在C中创建右偏二叉树

Question

In this program, the user should be able to create an arbitrary binary tree from a sequence of input integers and they should be able select between to balanced , left_only , right_only . I created it for balanced binary tree, but now I am unable to adjust it to right only and left only tree.

struct node {
    int data;
    struct node* left;
    struct node* right;
};

struct tree {
    struct node* root;
};

int init(struct tree* t) {
    t->root = 0;
    return 1;
}

struct node* makeNode(int d) {
    struct node* ptr;
    ptr = (struct node*)malloc(sizeof(struct node));
    ptr->data = d;
    ptr->left = ptr->right = 0;
    return ptr;
}

// sorting the binary tree
struct node* insertrchild(struct node* n, int d) {
    return (n->right = makeNode(d));
}
struct node* insertlchild(struct node* n, int d) {
    return (n->left = makeNode(d));
}

struct node* insertbst(struct node** ptr, int d) {
    if (*ptr == 0)
        return (*ptr = makeNode(d));
    if (d > (*ptr)->data)
        insertbst(&(*ptr)->right, d);
    else
        insertbst(&(*ptr)->left, d);
}

void inorder(struct node* ptr) // Print Tree
{ // Perform Inorder Traversal of tree
    if (ptr == 0) {
        return;
    }
    inorder(ptr->left);
    printf(" %d ", ptr->data);
    inorder(ptr->right);
}

void preorder(struct node* ptr) {
    if (ptr == 0)
        return;
    printf("%i\t", ptr->data);
    preorder(ptr->left);
    preorder(ptr->right);
}

void postorder(struct node* ptr) {
    if (ptr == 0)
        return;
    postorder(ptr->left);
    postorder(ptr->right);
    printf("%i\t", ptr->data);
}

How do I adjust this code?

Answer 1

Binary tree, as I always understood that structure (maybe, I am totally wrong), has an order.

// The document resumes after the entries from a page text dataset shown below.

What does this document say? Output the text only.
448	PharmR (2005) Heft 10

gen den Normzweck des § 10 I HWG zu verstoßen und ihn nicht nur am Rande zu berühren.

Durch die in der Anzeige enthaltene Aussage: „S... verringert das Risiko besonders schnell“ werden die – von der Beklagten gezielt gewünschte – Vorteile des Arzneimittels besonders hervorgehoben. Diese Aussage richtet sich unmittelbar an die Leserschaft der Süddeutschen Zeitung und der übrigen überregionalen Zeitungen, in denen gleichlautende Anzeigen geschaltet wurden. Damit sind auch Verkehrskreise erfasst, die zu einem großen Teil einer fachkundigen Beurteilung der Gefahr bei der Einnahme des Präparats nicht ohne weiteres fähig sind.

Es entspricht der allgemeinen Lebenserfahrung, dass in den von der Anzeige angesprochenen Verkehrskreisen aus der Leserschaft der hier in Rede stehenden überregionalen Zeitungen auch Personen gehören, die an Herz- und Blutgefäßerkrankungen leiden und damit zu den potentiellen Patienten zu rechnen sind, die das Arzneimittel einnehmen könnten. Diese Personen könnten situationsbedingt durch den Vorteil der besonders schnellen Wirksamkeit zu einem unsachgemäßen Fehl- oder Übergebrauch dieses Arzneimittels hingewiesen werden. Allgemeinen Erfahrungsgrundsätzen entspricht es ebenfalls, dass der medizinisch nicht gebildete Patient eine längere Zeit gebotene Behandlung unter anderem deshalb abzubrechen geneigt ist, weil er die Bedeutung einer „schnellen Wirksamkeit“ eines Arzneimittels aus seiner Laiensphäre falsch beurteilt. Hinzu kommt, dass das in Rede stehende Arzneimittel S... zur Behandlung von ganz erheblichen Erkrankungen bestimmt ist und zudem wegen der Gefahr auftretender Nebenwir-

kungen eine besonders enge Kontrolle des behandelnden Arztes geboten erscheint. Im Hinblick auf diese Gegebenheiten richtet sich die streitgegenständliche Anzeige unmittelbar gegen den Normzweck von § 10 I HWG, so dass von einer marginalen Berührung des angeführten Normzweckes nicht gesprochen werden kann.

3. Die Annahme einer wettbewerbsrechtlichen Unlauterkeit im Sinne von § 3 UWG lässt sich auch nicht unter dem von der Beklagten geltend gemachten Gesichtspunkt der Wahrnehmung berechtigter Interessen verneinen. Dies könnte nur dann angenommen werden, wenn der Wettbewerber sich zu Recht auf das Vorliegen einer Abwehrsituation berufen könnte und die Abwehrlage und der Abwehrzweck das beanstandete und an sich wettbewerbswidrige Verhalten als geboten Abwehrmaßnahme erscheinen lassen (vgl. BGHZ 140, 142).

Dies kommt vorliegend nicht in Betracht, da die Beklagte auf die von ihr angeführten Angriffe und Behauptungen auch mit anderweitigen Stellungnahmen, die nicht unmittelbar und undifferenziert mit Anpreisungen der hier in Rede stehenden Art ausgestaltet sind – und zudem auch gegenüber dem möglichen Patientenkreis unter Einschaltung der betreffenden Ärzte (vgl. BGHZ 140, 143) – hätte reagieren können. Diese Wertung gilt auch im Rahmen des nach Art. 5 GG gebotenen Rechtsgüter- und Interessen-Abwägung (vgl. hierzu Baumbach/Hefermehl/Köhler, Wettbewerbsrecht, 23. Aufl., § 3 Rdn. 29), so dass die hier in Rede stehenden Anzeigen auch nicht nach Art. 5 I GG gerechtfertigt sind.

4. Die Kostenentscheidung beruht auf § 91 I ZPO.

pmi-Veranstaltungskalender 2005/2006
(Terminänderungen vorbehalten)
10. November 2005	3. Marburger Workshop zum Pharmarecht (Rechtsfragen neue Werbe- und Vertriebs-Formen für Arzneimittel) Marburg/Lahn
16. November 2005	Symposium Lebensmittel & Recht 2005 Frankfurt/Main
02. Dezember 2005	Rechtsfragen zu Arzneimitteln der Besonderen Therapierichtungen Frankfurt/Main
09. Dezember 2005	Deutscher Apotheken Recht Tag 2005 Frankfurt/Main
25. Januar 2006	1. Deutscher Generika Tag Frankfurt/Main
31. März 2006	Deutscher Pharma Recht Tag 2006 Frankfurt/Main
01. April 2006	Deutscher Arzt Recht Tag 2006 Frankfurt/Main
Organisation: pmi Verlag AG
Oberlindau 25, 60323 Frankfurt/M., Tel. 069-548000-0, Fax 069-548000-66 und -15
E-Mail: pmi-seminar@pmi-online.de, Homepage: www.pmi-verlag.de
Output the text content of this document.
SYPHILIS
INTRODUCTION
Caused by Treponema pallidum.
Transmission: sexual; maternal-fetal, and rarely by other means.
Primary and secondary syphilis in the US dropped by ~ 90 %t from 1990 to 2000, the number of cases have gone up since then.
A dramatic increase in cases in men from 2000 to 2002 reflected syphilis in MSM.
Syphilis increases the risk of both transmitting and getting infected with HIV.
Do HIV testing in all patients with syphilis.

Each new element, less than current node, goes to left. Each node, greater than current node goes to right. Or vice versa.
In your example you have functions that put new node on the left or on the right. So what's the problem? Call right insert and you will have right vine, call left insert and you will have left vine, but there would be no sense (IMHO).
Usually, balanced binary tree is a result of insertion of good distributed values (hence, shuffled). For example, insert 10, 7, 9, 12, 6

If you insert ordered set you will make a vine. For example 3, 4, 6, 7, 9, 10, 11, 12 ,14

Also, you can make something like

if insert 10, 50, 15, 45, 20, 35, 30, 34, 31 (ordered and unordered sets, one after another). It is, like vine, has O(n) for search.